After the inquest Paul’s mum, Patricia Bannon, a former nurse, said she did not think her “loving” son realised how popular he was.
She said: “His workmates always called him ‘Champ’ because he went out of his way to help.”
Paul’s sister, Zoe, described him as a “lovely, kind man who would always go out of his way to help others, which was shown by the number of people who attended his funeral”.
Patricia said the family organised a donation in his name to Southridge Animal Centre as he was very good with animals, and when not working in distribution for Booker’s, in Hatfield, led a life which revolved around rescue dogs.
Zoe said: “We felt he was a soft touch for the puppy dog eyes that peered at him through the bars.”
His former co-workers supported a collection for the donation, which resulted in Paul’s family giving a cheque for £855 to the RSPCA animal centre in Potters Bar last Friday.

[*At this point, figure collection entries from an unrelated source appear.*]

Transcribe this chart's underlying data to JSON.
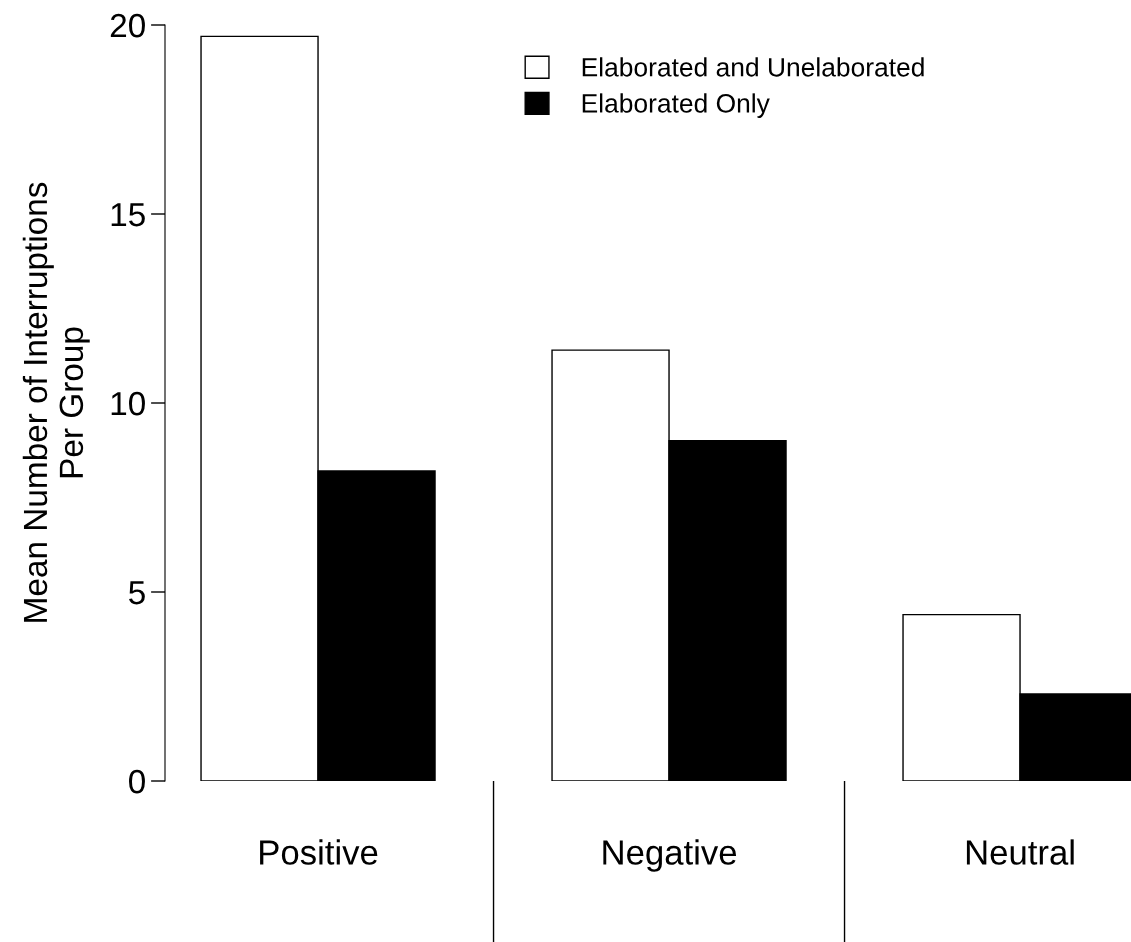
{
  "chart_data": {
    "type": "bar",
    "ylabel": "Mean Number of Interruptions\nPer Group",
    "categories": [
      "Positive",
      "Negative",
      "Neutral"
    ],
    "series": [
      {
        "name": "Elaborated and Unelaborated",
        "color": "#ffffff",
        "values": [
          19.7,
          11.4,
          4.4
        ]
      },
      {
        "name": "Elaborated Only",
        "color": "#000000",
        "values": [
          8.2,
          9.0,
          2.3
        ]
      }
    ],
    "ylim": [
      0,
      20
    ],
    "yticks": [
      0,
      5,
      10,
      15,
      20
    ],
    "grid": false,
    "legend": "top"
  }
}
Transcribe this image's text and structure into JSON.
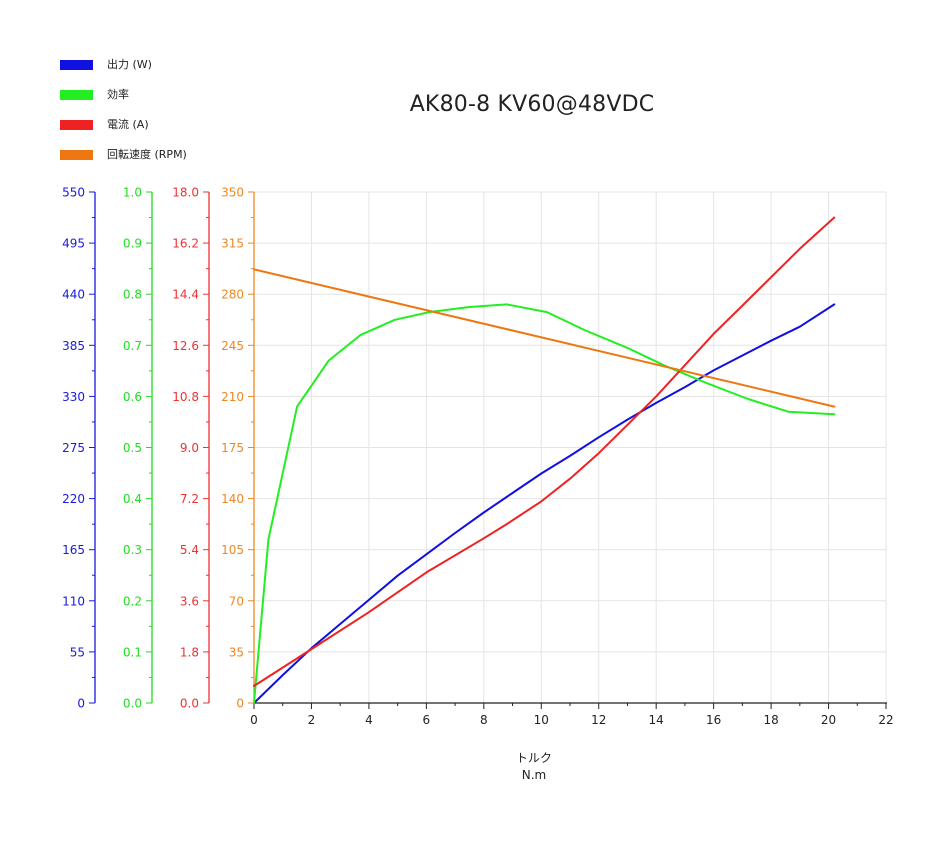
{
  "chart_data": {
    "type": "line",
    "title": "AK80-8 KV60@48VDC",
    "xlabel": "トルク",
    "xunit": "N.m",
    "xlim": [
      0,
      22
    ],
    "xticks": [
      0,
      2,
      4,
      6,
      8,
      10,
      12,
      14,
      16,
      18,
      20,
      22
    ],
    "legend_position": "top-left",
    "grid": true,
    "axes": [
      {
        "id": "power",
        "color": "#1a1adc",
        "ylim": [
          0,
          550
        ],
        "ticks": [
          "0",
          "55",
          "110",
          "165",
          "220",
          "275",
          "330",
          "385",
          "440",
          "495",
          "550"
        ]
      },
      {
        "id": "efficiency",
        "color": "#22dd22",
        "ylim": [
          0,
          1.0
        ],
        "ticks": [
          "0.0",
          "0.1",
          "0.2",
          "0.3",
          "0.4",
          "0.5",
          "0.6",
          "0.7",
          "0.8",
          "0.9",
          "1.0"
        ]
      },
      {
        "id": "current",
        "color": "#ee3333",
        "ylim": [
          0,
          18
        ],
        "ticks": [
          "0.0",
          "1.8",
          "3.6",
          "5.4",
          "7.2",
          "9.0",
          "10.8",
          "12.6",
          "14.4",
          "16.2",
          "18.0"
        ]
      },
      {
        "id": "speed",
        "color": "#ee8822",
        "ylim": [
          0,
          350
        ],
        "ticks": [
          "0",
          "35",
          "70",
          "105",
          "140",
          "175",
          "210",
          "245",
          "280",
          "315",
          "350"
        ]
      }
    ],
    "series": [
      {
        "name": "出力 (W)",
        "axis": "power",
        "color": "#1010e0",
        "x": [
          0,
          1,
          2,
          3,
          4,
          5,
          6,
          7,
          8,
          9,
          10,
          11,
          12,
          13,
          14,
          15,
          16,
          17,
          18,
          19,
          20.2
        ],
        "y": [
          0,
          30,
          59,
          85,
          111,
          137,
          160,
          183,
          205,
          226,
          247,
          266,
          286,
          305,
          323,
          340,
          358,
          374,
          390,
          405,
          429
        ]
      },
      {
        "name": "効率",
        "axis": "efficiency",
        "color": "#22ee22",
        "x": [
          0,
          0.5,
          1.5,
          2.6,
          3.7,
          4.9,
          6.1,
          7.5,
          8.8,
          10.2,
          11.5,
          13.0,
          14.3,
          15.8,
          17.2,
          18.6,
          20.2
        ],
        "y": [
          0.0,
          0.32,
          0.58,
          0.67,
          0.72,
          0.75,
          0.765,
          0.775,
          0.78,
          0.765,
          0.73,
          0.695,
          0.66,
          0.625,
          0.595,
          0.57,
          0.565
        ]
      },
      {
        "name": "電流 (A)",
        "axis": "current",
        "color": "#ee2222",
        "x": [
          0,
          2,
          4,
          6,
          8,
          8.8,
          10,
          11,
          12,
          13,
          14,
          15,
          16,
          17,
          18,
          19,
          20.2
        ],
        "y": [
          0.6,
          1.9,
          3.2,
          4.6,
          5.8,
          6.3,
          7.1,
          7.9,
          8.8,
          9.8,
          10.8,
          11.9,
          13.0,
          14.0,
          15.0,
          16.0,
          17.1
        ]
      },
      {
        "name": "回転速度 (RPM)",
        "axis": "speed",
        "color": "#ee7711",
        "x": [
          0,
          20.2
        ],
        "y": [
          297,
          203
        ]
      }
    ]
  }
}
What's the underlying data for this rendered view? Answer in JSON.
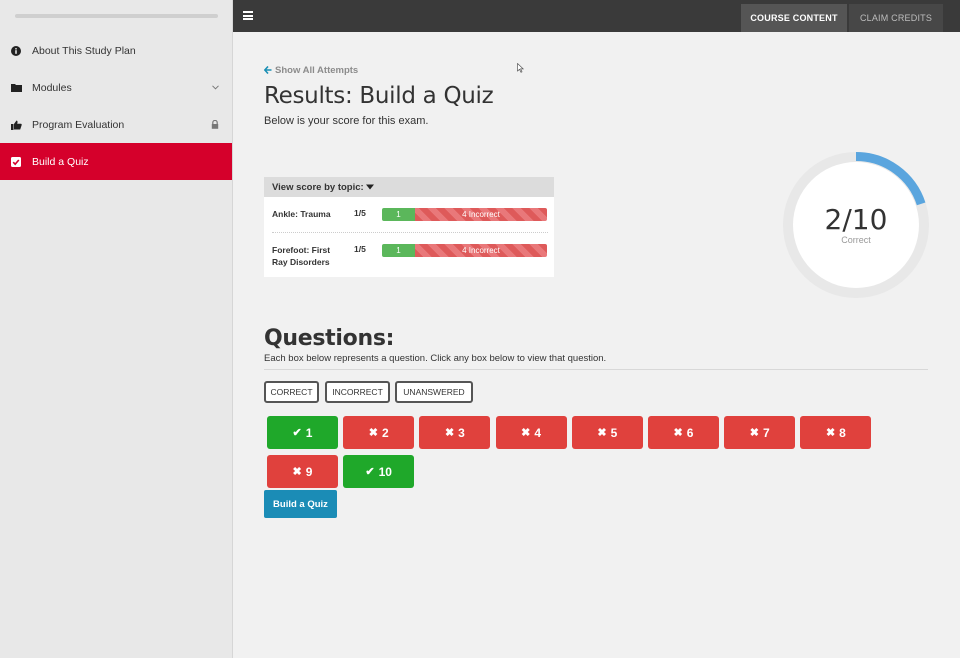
{
  "sidebar": {
    "items": [
      {
        "label": "About This Study Plan",
        "icon": "info-circle-icon",
        "trail": ""
      },
      {
        "label": "Modules",
        "icon": "folder-icon",
        "trail": "chevron-down-icon"
      },
      {
        "label": "Program Evaluation",
        "icon": "thumbs-up-icon",
        "trail": "lock-icon"
      },
      {
        "label": "Build a Quiz",
        "icon": "checkbox-icon",
        "trail": ""
      }
    ],
    "active_index": 3,
    "active_color": "#d5002b"
  },
  "topbar": {
    "tabs": [
      {
        "label": "COURSE CONTENT",
        "active": true
      },
      {
        "label": "CLAIM CREDITS",
        "active": false
      }
    ]
  },
  "main": {
    "back_link": "Show All Attempts",
    "title": "Results: Build a Quiz",
    "subtitle": "Below is your score for this exam.",
    "topic_card": {
      "header": "View score by topic:",
      "rows": [
        {
          "name": "Ankle: Trauma",
          "score": "1/5",
          "correct": "1",
          "incorrect": "4 Incorrect"
        },
        {
          "name": "Forefoot: First Ray Disorders",
          "score": "1/5",
          "correct": "1",
          "incorrect": "4 Incorrect"
        }
      ]
    },
    "score": {
      "value": "2/10",
      "label": "Correct",
      "fraction": 0.2,
      "ring_color": "#5aa5de"
    },
    "questions": {
      "title": "Questions:",
      "description": "Each box below represents a question. Click any box below to view that question.",
      "filters": [
        "CORRECT",
        "INCORRECT",
        "UNANSWERED"
      ],
      "items": [
        {
          "number": "1",
          "status": "correct"
        },
        {
          "number": "2",
          "status": "incorrect"
        },
        {
          "number": "3",
          "status": "incorrect"
        },
        {
          "number": "4",
          "status": "incorrect"
        },
        {
          "number": "5",
          "status": "incorrect"
        },
        {
          "number": "6",
          "status": "incorrect"
        },
        {
          "number": "7",
          "status": "incorrect"
        },
        {
          "number": "8",
          "status": "incorrect"
        },
        {
          "number": "9",
          "status": "incorrect"
        },
        {
          "number": "10",
          "status": "correct"
        }
      ]
    },
    "build_button": "Build a Quiz"
  }
}
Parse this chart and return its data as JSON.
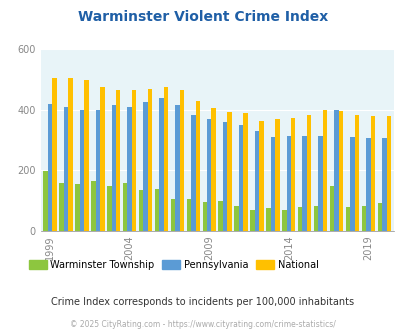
{
  "title": "Warminster Violent Crime Index",
  "years": [
    1999,
    2000,
    2001,
    2002,
    2003,
    2004,
    2005,
    2006,
    2007,
    2008,
    2009,
    2010,
    2011,
    2012,
    2013,
    2014,
    2015,
    2016,
    2017,
    2018,
    2019,
    2020
  ],
  "warminster": [
    197,
    160,
    155,
    165,
    150,
    158,
    135,
    140,
    107,
    107,
    95,
    100,
    83,
    70,
    75,
    68,
    80,
    82,
    150,
    80,
    83,
    92
  ],
  "pennsylvania": [
    420,
    410,
    400,
    400,
    415,
    410,
    425,
    440,
    415,
    385,
    370,
    360,
    350,
    330,
    310,
    315,
    315,
    315,
    400,
    310,
    308,
    308
  ],
  "national": [
    507,
    507,
    500,
    475,
    465,
    465,
    470,
    475,
    465,
    430,
    405,
    395,
    390,
    365,
    370,
    375,
    383,
    400,
    398,
    385,
    380,
    379
  ],
  "bar_colors": {
    "warminster": "#8dc63f",
    "pennsylvania": "#5b9bd5",
    "national": "#ffc000"
  },
  "background_color": "#e8f4f8",
  "ylim": [
    0,
    600
  ],
  "yticks": [
    0,
    200,
    400,
    600
  ],
  "xlabel_ticks": [
    1999,
    2004,
    2009,
    2014,
    2019
  ],
  "legend_labels": [
    "Warminster Township",
    "Pennsylvania",
    "National"
  ],
  "note": "Crime Index corresponds to incidents per 100,000 inhabitants",
  "copyright": "© 2025 CityRating.com - https://www.cityrating.com/crime-statistics/",
  "title_color": "#1f5fa6",
  "note_color": "#333333",
  "copyright_color": "#aaaaaa",
  "grid_color": "#ffffff",
  "axis_color": "#888888"
}
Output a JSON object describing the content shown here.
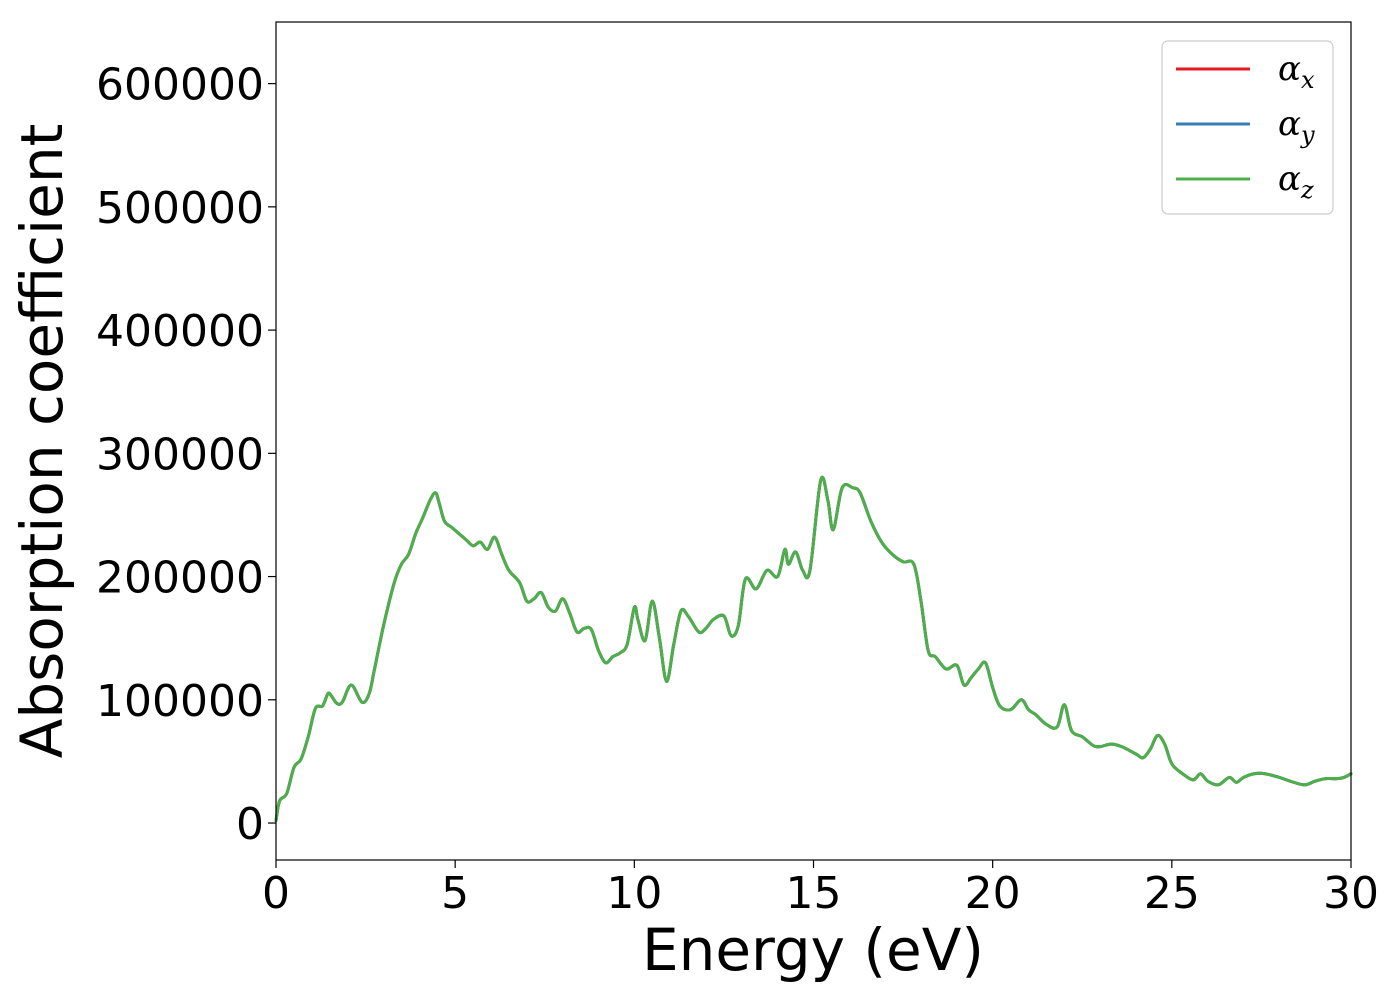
{
  "chart_data": {
    "type": "line",
    "xlabel": "Energy (eV)",
    "ylabel": "Absorption coefficient",
    "xlim": [
      0,
      30
    ],
    "ylim": [
      -30000,
      650000
    ],
    "x_ticks": [
      0,
      5,
      10,
      15,
      20,
      25,
      30
    ],
    "x_tick_labels": [
      "0",
      "5",
      "10",
      "15",
      "20",
      "25",
      "30"
    ],
    "y_ticks": [
      0,
      100000,
      200000,
      300000,
      400000,
      500000,
      600000
    ],
    "y_tick_labels": [
      "0",
      "100000",
      "200000",
      "300000",
      "400000",
      "500000",
      "600000"
    ],
    "grid": false,
    "legend_position": "top-right",
    "series": [
      {
        "name": "α",
        "sub": "x",
        "color": "#e41a1c"
      },
      {
        "name": "α",
        "sub": "y",
        "color": "#377eb8"
      },
      {
        "name": "α",
        "sub": "z",
        "color": "#4daf4a"
      }
    ],
    "x": [
      0,
      0.1,
      0.3,
      0.5,
      0.7,
      0.9,
      1.1,
      1.3,
      1.45,
      1.55,
      1.7,
      1.85,
      2.1,
      2.4,
      2.6,
      2.75,
      3.0,
      3.3,
      3.5,
      3.7,
      3.9,
      4.1,
      4.3,
      4.45,
      4.55,
      4.7,
      4.9,
      5.1,
      5.3,
      5.5,
      5.7,
      5.9,
      6.1,
      6.3,
      6.5,
      6.8,
      7.0,
      7.2,
      7.4,
      7.6,
      7.8,
      8.0,
      8.2,
      8.4,
      8.6,
      8.8,
      9.0,
      9.2,
      9.4,
      9.6,
      9.8,
      10.0,
      10.1,
      10.3,
      10.5,
      10.7,
      10.9,
      11.1,
      11.3,
      11.5,
      11.8,
      12.0,
      12.2,
      12.5,
      12.7,
      12.9,
      13.1,
      13.4,
      13.7,
      14.0,
      14.2,
      14.3,
      14.5,
      14.7,
      14.9,
      15.2,
      15.4,
      15.55,
      15.8,
      16.1,
      16.3,
      16.6,
      16.9,
      17.2,
      17.5,
      17.8,
      18.0,
      18.2,
      18.4,
      18.7,
      19.0,
      19.2,
      19.4,
      19.6,
      19.8,
      20.0,
      20.2,
      20.5,
      20.8,
      21.0,
      21.2,
      21.5,
      21.8,
      22.0,
      22.2,
      22.5,
      22.8,
      23.0,
      23.3,
      23.6,
      24.0,
      24.2,
      24.4,
      24.6,
      24.8,
      25.0,
      25.3,
      25.6,
      25.8,
      26.0,
      26.3,
      26.6,
      26.8,
      27.0,
      27.3,
      27.6,
      28.0,
      28.3,
      28.7,
      29.0,
      29.3,
      29.6,
      29.8,
      30.0
    ],
    "values": [
      2000,
      18000,
      24000,
      45000,
      52000,
      70000,
      93000,
      95000,
      105000,
      103000,
      97000,
      98000,
      112000,
      98000,
      105000,
      125000,
      160000,
      195000,
      210000,
      218000,
      235000,
      248000,
      262000,
      268000,
      260000,
      245000,
      240000,
      235000,
      230000,
      225000,
      228000,
      222000,
      232000,
      218000,
      205000,
      195000,
      180000,
      182000,
      187000,
      175000,
      172000,
      182000,
      170000,
      155000,
      158000,
      157000,
      140000,
      130000,
      135000,
      138000,
      145000,
      175000,
      165000,
      148000,
      180000,
      150000,
      115000,
      145000,
      172000,
      168000,
      155000,
      158000,
      165000,
      168000,
      152000,
      160000,
      198000,
      190000,
      205000,
      200000,
      222000,
      210000,
      220000,
      205000,
      205000,
      278000,
      262000,
      238000,
      272000,
      272000,
      268000,
      245000,
      228000,
      218000,
      212000,
      210000,
      180000,
      140000,
      135000,
      125000,
      128000,
      112000,
      118000,
      125000,
      130000,
      110000,
      95000,
      92000,
      100000,
      92000,
      88000,
      80000,
      78000,
      96000,
      75000,
      70000,
      63000,
      62000,
      64000,
      62000,
      56000,
      53000,
      60000,
      71000,
      64000,
      48000,
      40000,
      35000,
      40000,
      34000,
      31000,
      37000,
      33000,
      37000,
      40000,
      40000,
      37000,
      34000,
      31000,
      34000,
      36000,
      36000,
      37000,
      40000
    ]
  }
}
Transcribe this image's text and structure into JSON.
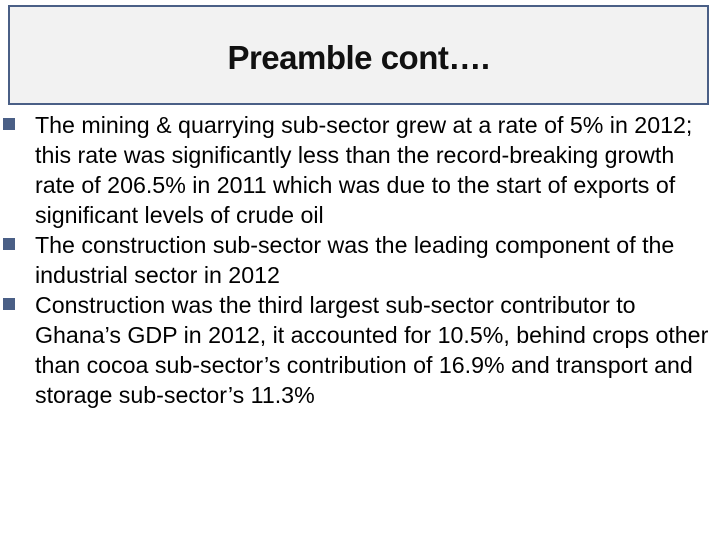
{
  "slide": {
    "title": "Preamble cont….",
    "bullets": [
      "The mining & quarrying sub-sector grew at a rate of 5% in 2012; this rate was significantly less than the record-breaking growth rate of 206.5%  in 2011 which was due to the start of exports of significant levels of crude oil",
      "The construction sub-sector was the leading component of the industrial sector in 2012",
      "Construction was the third largest sub-sector contributor to Ghana’s GDP in 2012, it accounted for 10.5%, behind crops other than cocoa sub-sector’s contribution of 16.9% and transport and storage sub-sector’s 11.3%"
    ]
  },
  "colors": {
    "accent": "#4a5f86",
    "title_background": "#f2f2f2"
  }
}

Patricia explained that the family had for many years provided a home to rescue dogs, most of which have come from Southridge.
She added: “Paul was a natural with animals. He was six foot four, a big guy, and dogs regarded him as an alpha male.”
In a touching tribute to her brother Zoe said: “It gives us as his family a sense of inner peace knowing that the money donated will not only go to a worthy cause but one that Paul held close to his heart and that his unfortunate end wasn’t totally in vain.”
Patricia added: “We are doing something positive in his memory.”